Jordan prepares to approach contractors for railway work

29 September 2010

Main track will run from Syrian border to Aqaba

Jordan’s Transport Ministry is preparing to invite expressions of interest (EOI) at the end of October for the construction contract of Jordan’s $4.3bn national freight railway.

The ministry had earlier planned to prequalify contractors by the end of the year (MEED 21:5:10)

The ministry and France’s BNP Paribas, which is the financial adviser, are currently deciding whether to tender the project as one design, build, transfer, operate and maintain package or as two separate packages - one for design and build and the other for operation and maintenance.

A decision is expected by early October.

The existing railway network in Jordan is not of an international standard and needs upgrading, so that it can connect with railway networks in Iraq, Syria and Saudi Arabia, says Alaa Batayneh, transport minister at MEED’s Mena Rail Projects 2010 conference.

The new railway will be used to transport cargo from Aqaba port and the Far East across the country and into Syria and on to Europe.

It will comprise of a main track running from the Syrian border in the north to Aqaba port in the south. The plan also involves building an extension to Saudi Arabia and one to Iraq.

Passenger operations may follow at a later date if the traffic justifies it, added the minister. Beirut-based Dar al-Handasah has carried out the preliminary design of the network.

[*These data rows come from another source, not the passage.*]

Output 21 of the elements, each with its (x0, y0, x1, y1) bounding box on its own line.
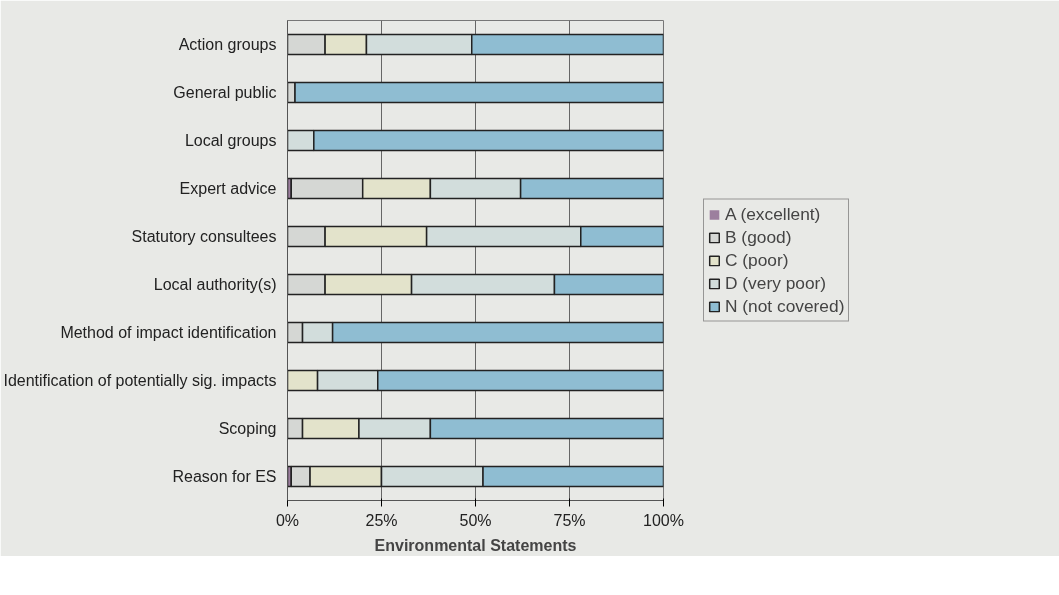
x-tick-label: 25% (365, 511, 398, 529)
y-tick-label: Method of impact identification (60, 324, 277, 341)
y-tick-label: Statutory consultees (131, 228, 277, 245)
y-tick-label: Local authority(s) (153, 276, 277, 293)
y-tick-label: Reason for ES (172, 468, 277, 485)
legend-label: B (good) (725, 226, 792, 248)
y-tick-label: Identification of potentially sig. impacts (3, 372, 277, 389)
legend-label: C (poor) (725, 249, 789, 271)
legend-label: N (not covered) (725, 295, 845, 317)
y-tick-label: Local groups (184, 132, 277, 149)
y-tick-label: Expert advice (179, 180, 277, 197)
x-tick-label: 75% (553, 511, 586, 529)
x-tick-label: 0% (275, 511, 300, 529)
legend-label: D (very poor) (725, 272, 827, 294)
legend-label: A (excellent) (725, 203, 821, 225)
x-tick-label: 50% (459, 511, 492, 529)
y-tick-label: Scoping (218, 420, 277, 437)
x-axis-title: Environmental Statements (374, 536, 577, 554)
y-tick-label: Action groups (178, 36, 277, 53)
x-tick-label: 100% (643, 511, 684, 529)
y-tick-label: General public (173, 84, 277, 101)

Firms are tentatively due to submit bids between March to May 2011 and construction is expected to take three or four years to complete. The project will be carried in one phase.

Jordan is currently in the process of forming the Jordanian Railway Corporation (JRC) that will own the railway. A private company will operate the railway. The government will finance the $3bn worth of infrastructure through the JRC. A rail regulator, the Land Transport Regulatory Commission will define the regulations of building and operating the railway.